As a fun personal connection to this work, Ewan and Blythe MacMullen are the children of my friend Kristina MacMullen, who is currently the director of choral activities at Baylor University, but first came into my life as my predecessor at the Tecumseh Middle School and High School choir job in Tecumseh, MI.
* * *
Many composers have created a set of pieces around the two William Blake poems, The Lamb and The Tyger. This is indeed the case with Andrew Miller, whose setting of The Tyger has a companion piece that sets the lamb. However, in this concert, we create a different kind of companion for this usual pairing by offering Nathaniel Dett’s Listen to the Lambs. Described by Dett as a religious characteristic, it draws on the style of traditional spirituals, but is a dramatic and varied composition. Paired with Miller’s Tyger, which begins with full complex chords and then transitions into a pulsating and crackling ostinato texture that accompanies the eerie melody line throughout the composition.
* * *
David von Kampen’s the bee and the frog are a return to his early compositional roots. As a junior in high school, his first two choral compositions were settings of children’s poems, and so he thought to return to the idea as he prepared for his D.M.A. composition recital at the University of Kansas.
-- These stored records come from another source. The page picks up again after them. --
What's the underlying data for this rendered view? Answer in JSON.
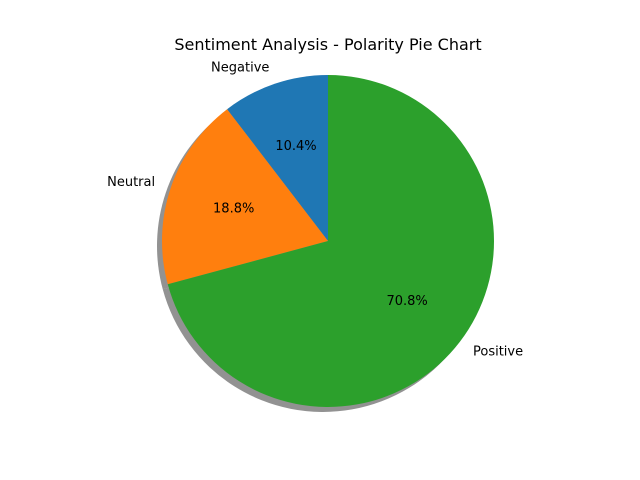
{
  "chart_data": {
    "type": "pie",
    "title": "Sentiment Analysis - Polarity Pie Chart",
    "categories": [
      "Negative",
      "Neutral",
      "Positive"
    ],
    "values": [
      10.4,
      18.8,
      70.8
    ],
    "value_labels": [
      "10.4%",
      "18.8%",
      "70.8%"
    ],
    "colors": [
      "#1f77b4",
      "#ff7f0e",
      "#2ca02c"
    ],
    "start_angle_deg": 90,
    "direction": "counterclockwise",
    "shadow": true,
    "legend": "none"
  }
}
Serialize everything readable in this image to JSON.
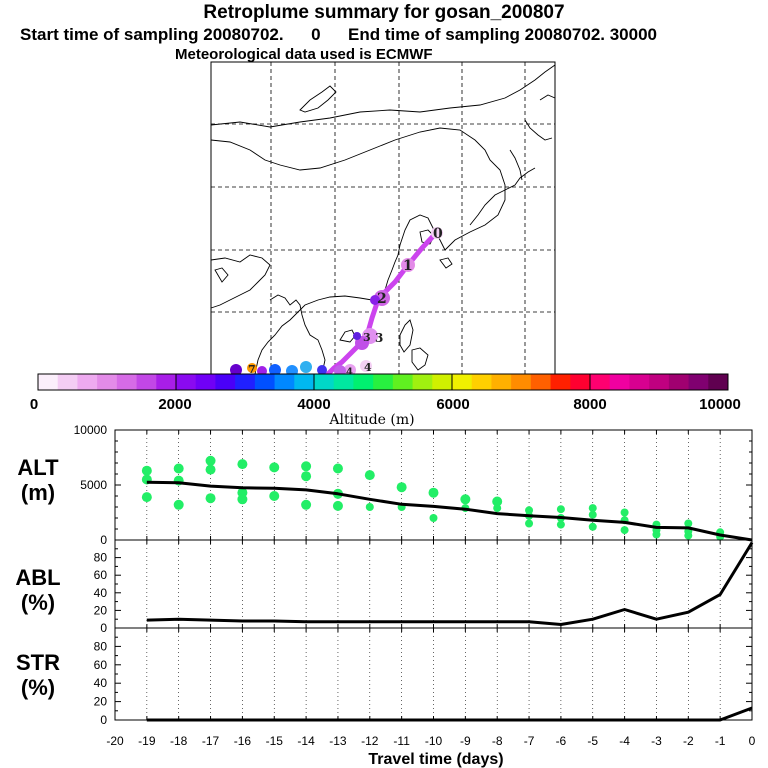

The Honey Bee has a buoyant accompaniment in the piano that suggests the constant motion of these two creatures and the ways that they happily move over the earth.
* * *
Christine Donkin has also drawn upon Ogden Nash for inspiration in her setting of Four Choral Critters that are hilariously divided into two sets (The First Two and The Other Two). In today’s concert, we present three of these four pieces: The Duck, The Llama, and The Guppy. The Duck and The Guppy were both pieces that the chorale recorded and produced as virtual choir videos during the pandemic (with some hilarious video submissions that you can see on our Santa Clara Chorale YouTube channel), so it is a delight to return to these pieces in person.
* * *
Joan Szymko’s setting of Wendell Berry’s The Peace of Wild Things gives us a moment for pause and reflection in our concert as we think about what we can learn from the creatures who walk the earth with us. There is a tremendous stillness and beauty to Szymko’s setting that perfectly captures the Berry poetry. The calm waters, lying down gently on the floor of the forest, and the sense of freedom embodied in the final lines of the poem are all fully felt in this sensitive piece.
* * *
Lewis Carroll’s Jabberwocky is described in a looking-glass book that Alice finds lying on a table in Through the Looking Glass. When she first discovers the poem, it is in mirror image, and then realizing that she can hold it up to a mirror, she reads through the poem that she found. Her reaction is much like ours the first time we went through it:
"It seems very pretty", she said when she had finished it, "but it's rather hard to understand!" (You see, she didn't like to confess, even to herself, that she couldn't make it out at all.) "Somehow it seems to fill my head with ideas--only I don't exactly know what they are! However, somebody killed something: that's clear, at any rate—"
Sam Pottle’s setting of Jabberwocky fully embraces the nonsense character of the text and evokes its adventuring spirit. You’ll hear the choir accompanied throughout by a variety of percussion instruments, played by members of the choir. We hope that whether you understand all the words or not, you’ll enjoy the wild adventure.